4. Die städtische Gedenkstättenkonzeption wird konsequent umgesetzt. Zu einer lebendigen Erinnerungskultur zählen neben der Erneuerung bestehender NS-Gedenkstätten auch Provenienzforschung und institutionelle Aufarbeitung. Mit der Dekolonisierungsstrategie soll zudem die koloniale Vergangenheit Hamburgs stärker in den Fokus gerückt werden.

Begründung:
Mit dem geplanten Opernneubau am Baakenhöft entsteht ein bedeutendes neues Kulturprojekt für Hamburg. Wir begrüßen die Realisierung dieses Vorhabens unter der Bedingung, dass es offen, demokratisch und sozial zugänglich für alle gestaltet wird. Der öffentliche Raum in der HafenCity darf kein exklusiver Ort sein, sondern muss Menschen aus allen Teilen der Stadt willkommen heißen.
Die HafenCity-Universität leistet einen wichtigen Beitrag, um die langfristigen Ziele im Wohnungsbau und in der Stadtentwicklung zu erreichen, indem sie die benötigten Fachkräfte von morgen ausbildet. Dieser wichtigen Funktion soll auch in den nächsten Jahren bei der Weiterentwicklung der Hochschule Rechnung getragen werden. Da durch den Bau der neuen Oper am Baakenhöft universitär genutzte Flächen wegfallen, bedarf es in direkter Nähe zum Hauptstandort geeigneter Flächen, um den universitären Betrieb dauerhaft zu sichern und Entwicklungsperspektiven zu erhalten.
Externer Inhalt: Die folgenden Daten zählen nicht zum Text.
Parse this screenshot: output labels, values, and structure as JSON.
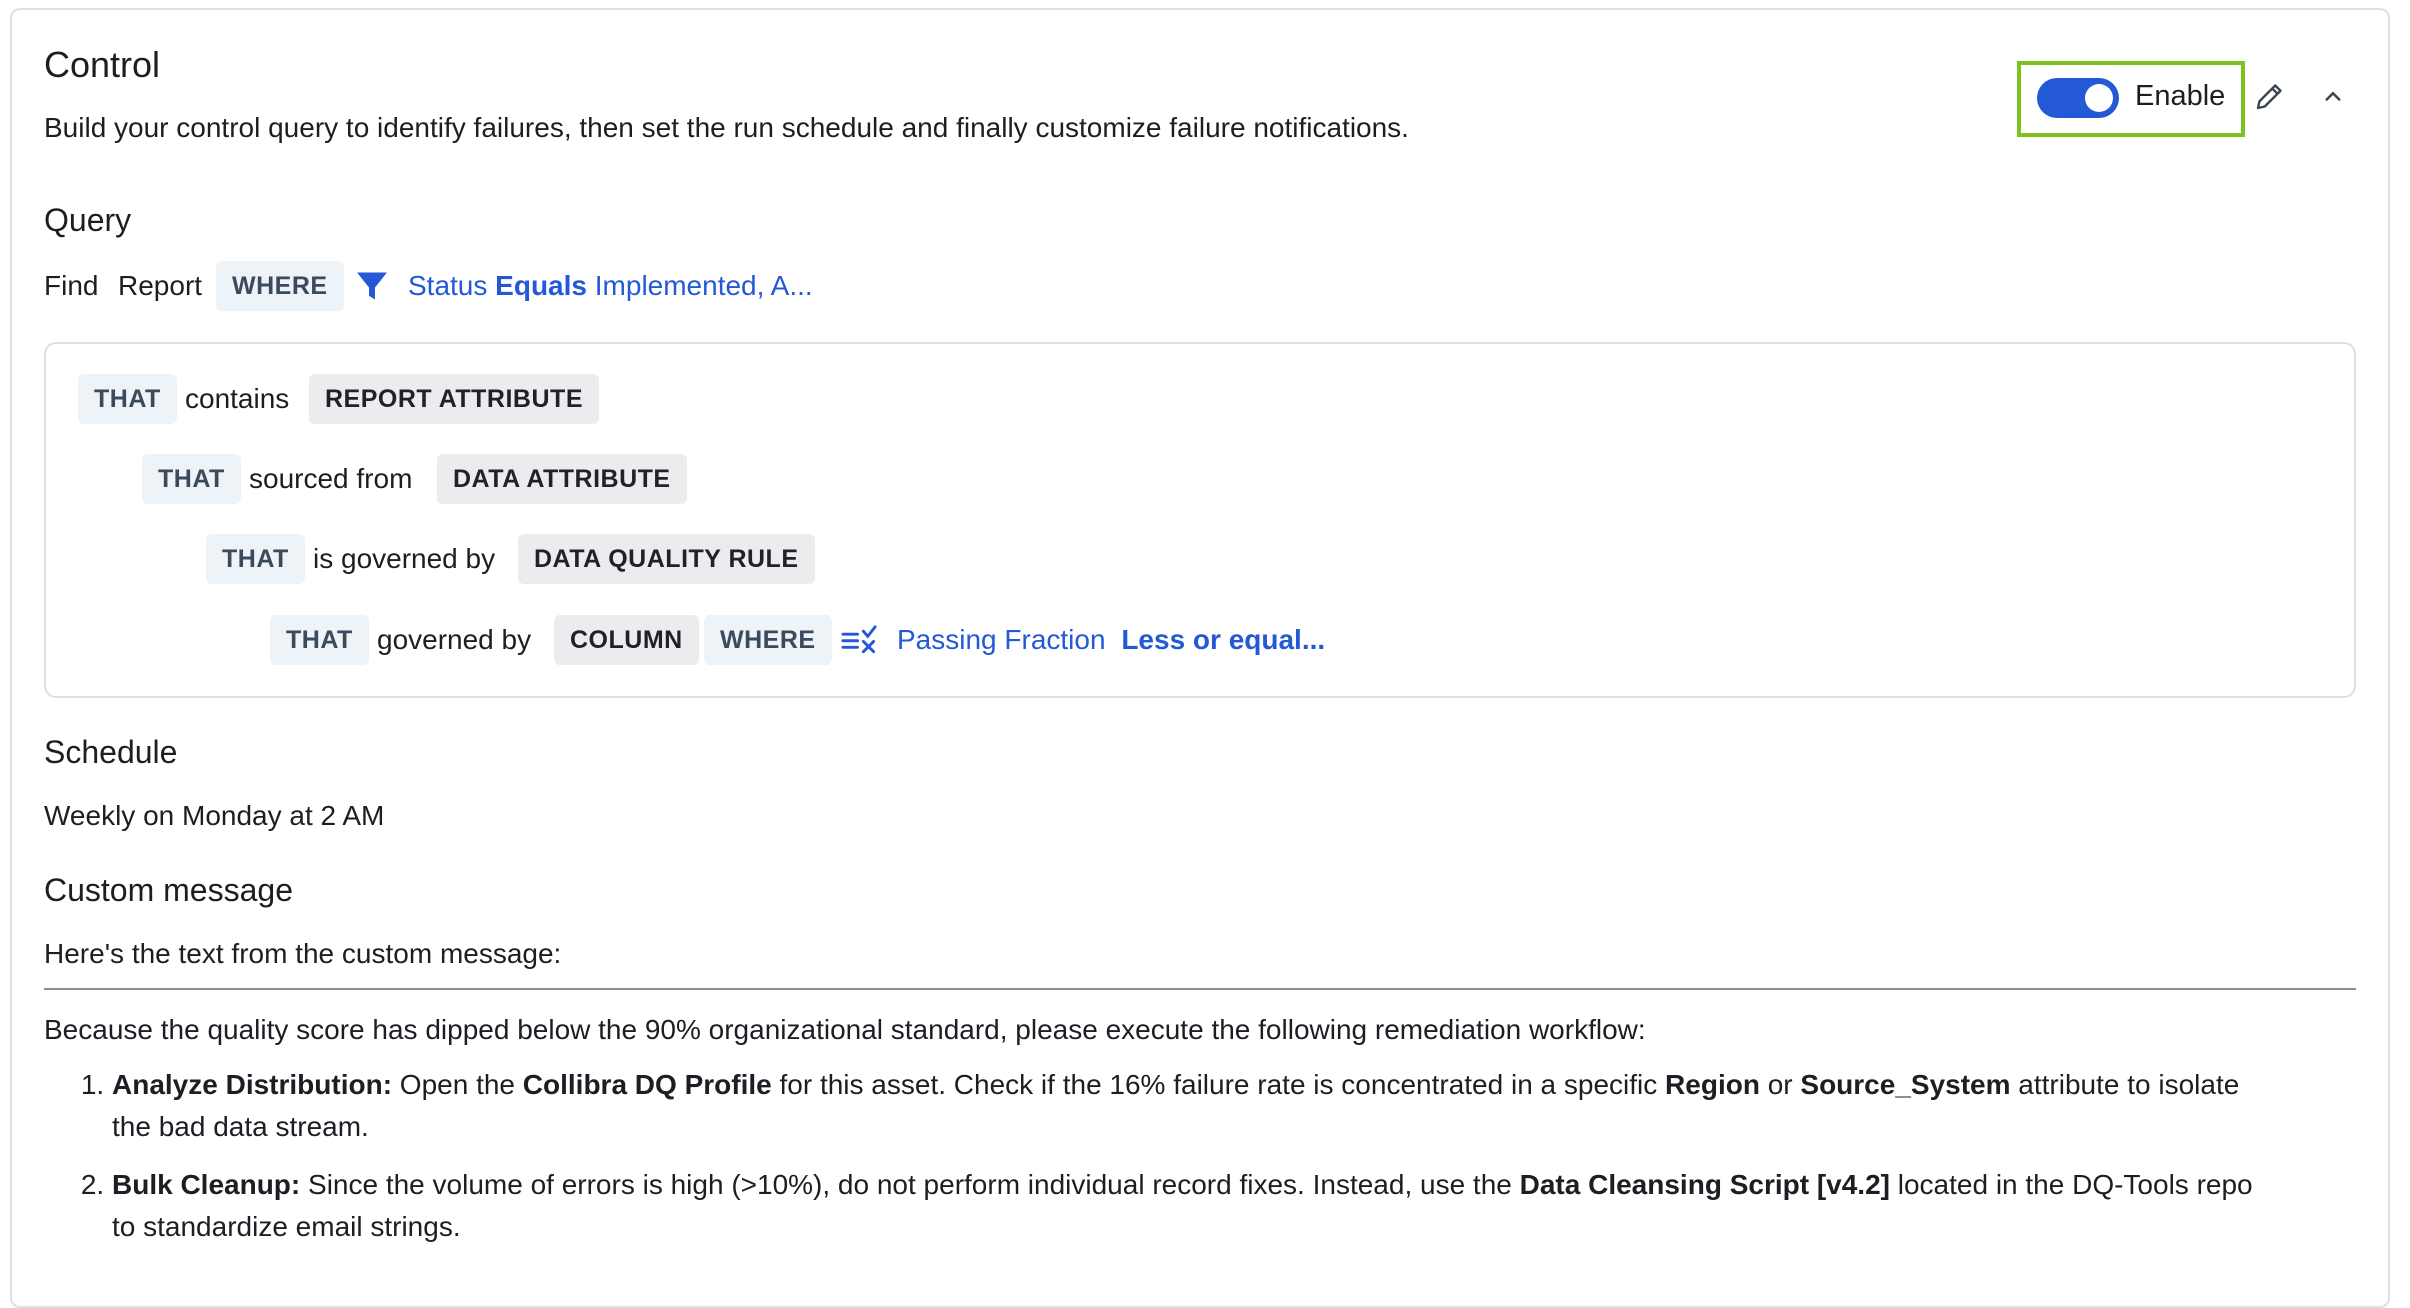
{
  "control": {
    "title": "Control",
    "description": "Build your control query to identify failures, then set the run schedule and finally customize failure notifications.",
    "enable_label": "Enable",
    "enabled": true
  },
  "query": {
    "title": "Query",
    "find_label": "Find",
    "asset_type": "Report",
    "where_keyword": "WHERE",
    "filter": {
      "field": "Status",
      "operator": "Equals",
      "value": "Implemented, A..."
    },
    "relations": [
      {
        "keyword": "THAT",
        "relation": "contains",
        "entity": "REPORT ATTRIBUTE"
      },
      {
        "keyword": "THAT",
        "relation": "sourced from",
        "entity": "DATA ATTRIBUTE"
      },
      {
        "keyword": "THAT",
        "relation": "is governed by",
        "entity": "DATA QUALITY RULE"
      },
      {
        "keyword": "THAT",
        "relation": "governed by",
        "entity": "COLUMN",
        "where_keyword": "WHERE",
        "filter": {
          "field": "Passing Fraction",
          "operator": "Less or equal..."
        }
      }
    ]
  },
  "schedule": {
    "title": "Schedule",
    "value": "Weekly on Monday at 2 AM"
  },
  "custom_message": {
    "title": "Custom message",
    "intro": "Here's the text from the custom message:",
    "body_intro": "Because the quality score has dipped below the 90% organizational standard, please execute the following remediation workflow:",
    "steps": [
      {
        "label": "Analyze Distribution:",
        "t1": " Open the ",
        "b1": "Collibra DQ Profile",
        "t2": " for this asset. Check if the 16% failure rate is concentrated in a specific ",
        "b2": "Region",
        "t3": " or ",
        "b3": "Source_System",
        "t4": " attribute to isolate the bad data stream."
      },
      {
        "label": "Bulk Cleanup:",
        "t1": " Since the volume of errors is high (>10%), do not perform individual record fixes. Instead, use the ",
        "b1": "Data Cleansing Script [v4.2]",
        "t2": " located in the DQ-Tools repo to standardize email strings."
      }
    ]
  },
  "colors": {
    "accent": "#2359d6",
    "highlight_border": "#7dc31f",
    "chip_keyword_bg": "#eef3f8",
    "chip_entity_bg": "#ececee"
  }
}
Gleichzeitig steht in der HafenCity auch die Erinnerungskultur im Fokus. Der Hafen war nicht nur Tor zur Welt, sondern auch Ausgangspunkt kolonialer Ausbeutung und Gewalt. Vom Baakenhafen aus nahmen deutsche Kolonialexpeditionen ihren Anfang, die zur Unterdrückung, Versklavung und zum Völkermord an den Herero und Nama führten. Diese Geschichte darf nicht verdrängt werden. Sie gehört sichtbar in das Stadtbild – als Teil einer aktiven, demokratischen Erinnerungskultur. Die HafenCity bietet die Chance, Orte des Lernens und Gedenkens in ein modernes Stadtquartier zu integrieren. Ein Erinnerungsort am Baakenhafen kann dazu beitragen, die koloniale Vergangenheit Hamburgs öffentlich zu machen und Verantwortung für diese Geschichte zu übernehmen.
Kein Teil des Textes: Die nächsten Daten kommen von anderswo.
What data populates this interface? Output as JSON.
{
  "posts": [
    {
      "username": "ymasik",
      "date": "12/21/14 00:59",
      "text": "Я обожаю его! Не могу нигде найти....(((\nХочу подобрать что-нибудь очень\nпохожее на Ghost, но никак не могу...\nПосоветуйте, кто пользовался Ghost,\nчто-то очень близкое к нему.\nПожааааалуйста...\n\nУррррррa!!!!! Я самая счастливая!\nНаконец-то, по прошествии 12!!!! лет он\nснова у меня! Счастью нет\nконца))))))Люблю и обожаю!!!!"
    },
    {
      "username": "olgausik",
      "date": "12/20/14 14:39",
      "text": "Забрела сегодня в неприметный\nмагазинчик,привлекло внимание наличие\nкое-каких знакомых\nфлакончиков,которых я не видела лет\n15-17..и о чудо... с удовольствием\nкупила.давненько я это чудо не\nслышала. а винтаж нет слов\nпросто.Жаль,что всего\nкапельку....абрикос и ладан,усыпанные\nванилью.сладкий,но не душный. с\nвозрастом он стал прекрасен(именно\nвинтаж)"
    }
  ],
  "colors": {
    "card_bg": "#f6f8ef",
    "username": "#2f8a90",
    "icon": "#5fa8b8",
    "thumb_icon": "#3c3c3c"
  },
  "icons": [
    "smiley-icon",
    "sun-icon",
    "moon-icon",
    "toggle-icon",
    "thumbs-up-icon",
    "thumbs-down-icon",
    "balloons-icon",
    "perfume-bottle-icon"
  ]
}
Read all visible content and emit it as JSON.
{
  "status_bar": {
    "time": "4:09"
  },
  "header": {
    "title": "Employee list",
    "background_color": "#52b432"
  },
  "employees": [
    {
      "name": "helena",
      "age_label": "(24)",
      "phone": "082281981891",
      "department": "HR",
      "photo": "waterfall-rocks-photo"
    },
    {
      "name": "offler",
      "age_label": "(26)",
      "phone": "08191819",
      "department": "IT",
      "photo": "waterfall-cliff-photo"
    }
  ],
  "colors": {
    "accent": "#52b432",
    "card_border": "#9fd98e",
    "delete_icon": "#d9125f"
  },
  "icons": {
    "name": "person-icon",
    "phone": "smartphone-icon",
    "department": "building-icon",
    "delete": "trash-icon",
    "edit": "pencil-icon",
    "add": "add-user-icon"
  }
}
Mit der Gedenkstättenkonzeption und der Dekolonisierungsstrategie verfügt Hamburg über tragfähige Konzepte für eine erinnerungspolitische Auseinandersetzung mit NS-Zeit und Kolonialgeschichte. Entscheidend ist nun, vorhandene Strukturen zu nutzen, weiterzuentwickeln und im Stadtraum sichtbar zu machen. Diesen Weg wollen wir verantwortungsvoll fortsetzen und mit klugen Impulsen ausbauen – nicht durch Symbolpolitik, sondern durch konkrete Schritte, die dauerhaft wirken.